Partage international no 304 – décembre 2013
Cher Monsieur,
Mi-2012, j’ai découvert par hasard une annonce sur un prestigieux forum sur le « Partage », à la Sorbonne, à Paris. Le programme était très ambitieux avec la participation de nombreuses personnalités de tous horizons. Je décidai donc de me rendre à la séance d’inauguration, et j’arrivai juste à temps. Je trouvais une place au fond de l’auditorium, au milieu de centaines de personnes présentes. J’avais en main un exemplaire de Partage international. L’animateur demanda à l’auditoire de prendre la parole pour exprimer leur opinion sur le partage. Il y eut beaucoup de points de vue très intéressants, mais aucun n’insistait sur la nécessité du partage, comme Maitreya l’exprime, concernant la fraternité, la justice, la paix et la fin de la faim dans le monde en priorité. J’essayai donc de lever la main et d’attirer l’attention de l’hôtesse qui tendait les micros. Malheureusement, du fait de mon manque d’expérience dans ce type d’événement, j’étais trop éloigné d’elle et je fus très désappointé quand l’animateur mît fin à la prise de parole du public.

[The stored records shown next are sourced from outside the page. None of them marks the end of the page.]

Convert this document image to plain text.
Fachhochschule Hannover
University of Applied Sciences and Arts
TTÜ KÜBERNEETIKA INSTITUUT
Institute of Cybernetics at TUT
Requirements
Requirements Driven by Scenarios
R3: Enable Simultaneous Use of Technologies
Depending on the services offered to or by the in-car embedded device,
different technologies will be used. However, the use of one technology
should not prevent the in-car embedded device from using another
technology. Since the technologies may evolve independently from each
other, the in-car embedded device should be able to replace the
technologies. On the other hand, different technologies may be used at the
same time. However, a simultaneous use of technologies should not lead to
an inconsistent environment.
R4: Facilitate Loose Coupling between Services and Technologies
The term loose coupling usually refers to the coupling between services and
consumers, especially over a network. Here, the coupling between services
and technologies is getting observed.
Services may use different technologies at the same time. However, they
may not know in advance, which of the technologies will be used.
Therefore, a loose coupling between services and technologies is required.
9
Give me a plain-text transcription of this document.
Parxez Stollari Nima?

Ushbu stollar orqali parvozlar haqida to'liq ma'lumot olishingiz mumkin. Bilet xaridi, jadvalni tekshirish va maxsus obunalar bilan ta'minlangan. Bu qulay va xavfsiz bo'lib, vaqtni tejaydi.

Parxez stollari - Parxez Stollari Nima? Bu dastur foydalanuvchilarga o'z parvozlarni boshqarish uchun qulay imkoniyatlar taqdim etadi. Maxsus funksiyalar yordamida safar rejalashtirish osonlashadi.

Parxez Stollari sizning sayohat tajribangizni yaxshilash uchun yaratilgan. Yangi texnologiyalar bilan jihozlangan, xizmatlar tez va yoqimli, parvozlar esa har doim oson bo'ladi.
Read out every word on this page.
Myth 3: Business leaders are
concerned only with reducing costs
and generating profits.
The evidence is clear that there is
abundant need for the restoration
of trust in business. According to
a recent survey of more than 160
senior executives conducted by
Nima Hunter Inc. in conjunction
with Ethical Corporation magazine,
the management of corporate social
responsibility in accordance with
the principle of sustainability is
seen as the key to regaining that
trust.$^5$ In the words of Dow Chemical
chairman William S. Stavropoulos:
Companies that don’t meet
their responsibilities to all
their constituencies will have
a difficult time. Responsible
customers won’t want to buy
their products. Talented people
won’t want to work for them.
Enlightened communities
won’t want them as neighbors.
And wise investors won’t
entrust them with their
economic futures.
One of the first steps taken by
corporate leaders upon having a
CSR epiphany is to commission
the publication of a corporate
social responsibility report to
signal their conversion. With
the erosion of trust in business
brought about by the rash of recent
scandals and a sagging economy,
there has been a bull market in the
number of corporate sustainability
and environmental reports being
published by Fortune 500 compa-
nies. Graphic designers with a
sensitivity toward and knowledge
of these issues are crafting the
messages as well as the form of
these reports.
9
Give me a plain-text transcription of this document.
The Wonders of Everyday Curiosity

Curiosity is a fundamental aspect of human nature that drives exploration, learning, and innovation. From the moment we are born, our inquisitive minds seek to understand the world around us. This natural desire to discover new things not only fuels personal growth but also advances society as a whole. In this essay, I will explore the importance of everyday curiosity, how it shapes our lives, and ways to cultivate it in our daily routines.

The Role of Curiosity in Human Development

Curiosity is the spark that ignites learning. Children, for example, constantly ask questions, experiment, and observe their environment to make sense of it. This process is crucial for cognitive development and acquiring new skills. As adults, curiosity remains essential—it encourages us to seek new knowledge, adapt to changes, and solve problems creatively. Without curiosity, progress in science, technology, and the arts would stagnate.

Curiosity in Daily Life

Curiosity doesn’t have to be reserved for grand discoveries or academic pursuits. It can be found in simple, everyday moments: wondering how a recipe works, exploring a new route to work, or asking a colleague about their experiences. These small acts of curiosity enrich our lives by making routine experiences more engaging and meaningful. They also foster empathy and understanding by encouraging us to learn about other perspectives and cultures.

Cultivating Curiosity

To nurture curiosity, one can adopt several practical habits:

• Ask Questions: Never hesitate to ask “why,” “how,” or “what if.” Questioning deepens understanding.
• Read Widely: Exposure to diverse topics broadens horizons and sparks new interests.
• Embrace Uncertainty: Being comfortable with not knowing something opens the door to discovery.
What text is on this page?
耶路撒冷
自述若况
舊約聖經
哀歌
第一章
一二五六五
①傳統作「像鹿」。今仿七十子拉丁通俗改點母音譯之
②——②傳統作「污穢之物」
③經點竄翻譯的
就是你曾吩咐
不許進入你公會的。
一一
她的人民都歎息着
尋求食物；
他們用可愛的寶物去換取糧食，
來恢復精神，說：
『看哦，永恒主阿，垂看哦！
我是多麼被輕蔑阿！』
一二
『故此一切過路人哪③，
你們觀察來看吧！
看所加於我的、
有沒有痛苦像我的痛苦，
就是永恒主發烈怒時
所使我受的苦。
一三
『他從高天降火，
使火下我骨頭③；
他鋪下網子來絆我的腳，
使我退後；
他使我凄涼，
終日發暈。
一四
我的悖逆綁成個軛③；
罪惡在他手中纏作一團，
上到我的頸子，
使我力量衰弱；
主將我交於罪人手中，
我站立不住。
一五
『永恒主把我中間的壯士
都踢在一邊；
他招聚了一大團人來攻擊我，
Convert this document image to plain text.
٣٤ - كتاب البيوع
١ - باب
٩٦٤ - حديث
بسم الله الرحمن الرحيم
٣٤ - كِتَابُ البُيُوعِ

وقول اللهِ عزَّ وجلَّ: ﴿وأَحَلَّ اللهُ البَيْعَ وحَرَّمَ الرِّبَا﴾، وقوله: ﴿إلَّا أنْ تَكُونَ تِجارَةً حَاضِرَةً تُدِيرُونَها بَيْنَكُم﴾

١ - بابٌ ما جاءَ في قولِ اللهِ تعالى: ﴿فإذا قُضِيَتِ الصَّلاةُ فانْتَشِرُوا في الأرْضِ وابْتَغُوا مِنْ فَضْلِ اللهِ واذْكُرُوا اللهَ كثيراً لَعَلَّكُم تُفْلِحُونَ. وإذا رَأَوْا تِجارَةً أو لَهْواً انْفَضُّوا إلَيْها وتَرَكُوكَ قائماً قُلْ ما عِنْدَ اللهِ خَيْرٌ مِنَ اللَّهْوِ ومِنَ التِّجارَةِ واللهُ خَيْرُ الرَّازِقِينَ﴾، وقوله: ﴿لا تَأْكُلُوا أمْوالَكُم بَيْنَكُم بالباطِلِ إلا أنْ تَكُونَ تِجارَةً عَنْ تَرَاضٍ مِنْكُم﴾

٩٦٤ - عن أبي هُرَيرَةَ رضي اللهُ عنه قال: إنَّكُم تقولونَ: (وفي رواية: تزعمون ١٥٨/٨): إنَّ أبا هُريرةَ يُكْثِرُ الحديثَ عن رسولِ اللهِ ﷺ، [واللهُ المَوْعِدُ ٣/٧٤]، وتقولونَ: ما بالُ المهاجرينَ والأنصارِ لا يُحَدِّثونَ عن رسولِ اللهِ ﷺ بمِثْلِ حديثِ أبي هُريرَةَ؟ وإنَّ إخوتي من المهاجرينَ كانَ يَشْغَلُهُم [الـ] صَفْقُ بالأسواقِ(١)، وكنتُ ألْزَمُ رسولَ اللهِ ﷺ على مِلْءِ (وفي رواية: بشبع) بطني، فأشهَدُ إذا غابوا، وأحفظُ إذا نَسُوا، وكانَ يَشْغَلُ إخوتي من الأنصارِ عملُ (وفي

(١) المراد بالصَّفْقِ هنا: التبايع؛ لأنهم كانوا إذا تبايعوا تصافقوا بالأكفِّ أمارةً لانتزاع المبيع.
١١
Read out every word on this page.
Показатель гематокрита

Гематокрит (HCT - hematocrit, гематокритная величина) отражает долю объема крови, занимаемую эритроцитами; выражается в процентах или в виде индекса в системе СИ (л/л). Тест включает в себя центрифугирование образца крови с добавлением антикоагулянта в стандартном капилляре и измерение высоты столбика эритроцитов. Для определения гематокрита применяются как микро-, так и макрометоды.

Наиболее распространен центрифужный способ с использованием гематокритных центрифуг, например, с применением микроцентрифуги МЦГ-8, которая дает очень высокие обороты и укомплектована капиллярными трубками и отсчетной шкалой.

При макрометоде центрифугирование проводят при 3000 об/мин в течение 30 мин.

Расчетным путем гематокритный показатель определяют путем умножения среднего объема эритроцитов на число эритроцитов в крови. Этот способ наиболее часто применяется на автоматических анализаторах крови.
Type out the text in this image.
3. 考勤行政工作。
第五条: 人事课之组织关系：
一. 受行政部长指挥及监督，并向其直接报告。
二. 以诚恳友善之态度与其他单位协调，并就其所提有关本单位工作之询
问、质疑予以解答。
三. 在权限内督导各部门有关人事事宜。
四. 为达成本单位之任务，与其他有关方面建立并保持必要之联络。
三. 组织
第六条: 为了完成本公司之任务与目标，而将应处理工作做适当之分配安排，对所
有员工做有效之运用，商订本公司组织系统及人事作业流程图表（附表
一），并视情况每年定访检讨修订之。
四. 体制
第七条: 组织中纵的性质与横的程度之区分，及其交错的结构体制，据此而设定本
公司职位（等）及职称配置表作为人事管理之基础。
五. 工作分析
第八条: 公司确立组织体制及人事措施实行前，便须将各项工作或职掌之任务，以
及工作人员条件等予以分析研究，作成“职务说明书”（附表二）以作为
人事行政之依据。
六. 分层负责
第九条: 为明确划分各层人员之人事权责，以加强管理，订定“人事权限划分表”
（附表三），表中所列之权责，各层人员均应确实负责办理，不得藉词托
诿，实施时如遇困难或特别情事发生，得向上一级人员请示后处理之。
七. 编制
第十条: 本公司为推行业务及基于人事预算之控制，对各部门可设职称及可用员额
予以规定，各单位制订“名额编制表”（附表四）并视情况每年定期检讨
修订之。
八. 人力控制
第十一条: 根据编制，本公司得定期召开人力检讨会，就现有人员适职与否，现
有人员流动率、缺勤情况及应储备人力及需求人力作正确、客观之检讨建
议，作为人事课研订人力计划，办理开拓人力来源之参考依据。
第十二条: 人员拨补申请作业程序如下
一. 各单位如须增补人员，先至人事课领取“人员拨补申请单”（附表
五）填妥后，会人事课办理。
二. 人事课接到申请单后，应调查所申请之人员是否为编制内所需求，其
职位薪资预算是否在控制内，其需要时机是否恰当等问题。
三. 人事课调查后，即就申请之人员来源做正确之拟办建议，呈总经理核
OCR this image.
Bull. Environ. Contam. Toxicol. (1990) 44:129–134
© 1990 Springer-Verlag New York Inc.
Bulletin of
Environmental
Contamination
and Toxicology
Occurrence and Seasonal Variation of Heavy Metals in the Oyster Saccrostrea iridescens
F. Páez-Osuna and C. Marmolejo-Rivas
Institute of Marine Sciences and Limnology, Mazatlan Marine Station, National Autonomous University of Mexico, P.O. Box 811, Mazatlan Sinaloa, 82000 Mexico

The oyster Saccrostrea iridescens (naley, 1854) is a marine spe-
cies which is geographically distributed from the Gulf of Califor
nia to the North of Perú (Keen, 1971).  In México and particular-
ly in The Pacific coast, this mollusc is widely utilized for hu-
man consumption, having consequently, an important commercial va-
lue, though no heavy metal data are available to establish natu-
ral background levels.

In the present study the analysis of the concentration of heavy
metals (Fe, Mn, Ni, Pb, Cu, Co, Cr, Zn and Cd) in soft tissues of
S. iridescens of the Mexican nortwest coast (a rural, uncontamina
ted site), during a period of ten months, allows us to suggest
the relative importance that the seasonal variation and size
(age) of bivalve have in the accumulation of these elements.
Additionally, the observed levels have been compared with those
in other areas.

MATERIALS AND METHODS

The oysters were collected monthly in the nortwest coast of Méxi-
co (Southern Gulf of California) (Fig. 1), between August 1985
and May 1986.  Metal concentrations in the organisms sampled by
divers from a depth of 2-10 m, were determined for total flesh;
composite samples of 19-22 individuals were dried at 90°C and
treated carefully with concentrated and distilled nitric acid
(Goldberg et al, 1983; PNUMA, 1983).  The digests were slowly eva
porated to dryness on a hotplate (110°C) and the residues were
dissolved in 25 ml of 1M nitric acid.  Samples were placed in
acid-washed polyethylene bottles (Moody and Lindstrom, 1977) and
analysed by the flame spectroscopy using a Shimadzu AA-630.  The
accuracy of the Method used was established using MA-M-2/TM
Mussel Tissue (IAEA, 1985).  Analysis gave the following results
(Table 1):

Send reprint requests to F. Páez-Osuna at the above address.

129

Je fus alors très surpris d’apercevoir, assises à ma droite, deux dames âgées, très élégantes, d’allure aristocratique, qui m’observaient dans ma tentative désespérée de prendre la parole, et je sentis qu’elles me soutenaient chaleureusement. Elles me dirent très gentiment qu’elles venaient tous les ans et me conseillèrent de faire des gestes plus démonstratifs et continus pour attirer l’attention des hôtesses. Auriez-vous l’amabilité de me dire qui étaient ces deux dames âgées.
P. C., France
[Le Maître de Benjamin Creme a indiqué que les deux « élégantes dames âgées » étaient Maitreya et le Maître Jésus.]
Lieu : Paris, France
Thématiques : signes et miracles
Rubrique : Courrier des lecteurs (Cette rubrique est alimentée par une réserve importante de courriers confirmés par le Maître de Benjamin Creme comme relatant de véritables rencontres avec des Maîtres, ou un « porte-parole », non encore publiés. S’y ajoutent d’autres courriers, plus récents, qui n’ont pas pu être vérifiés.)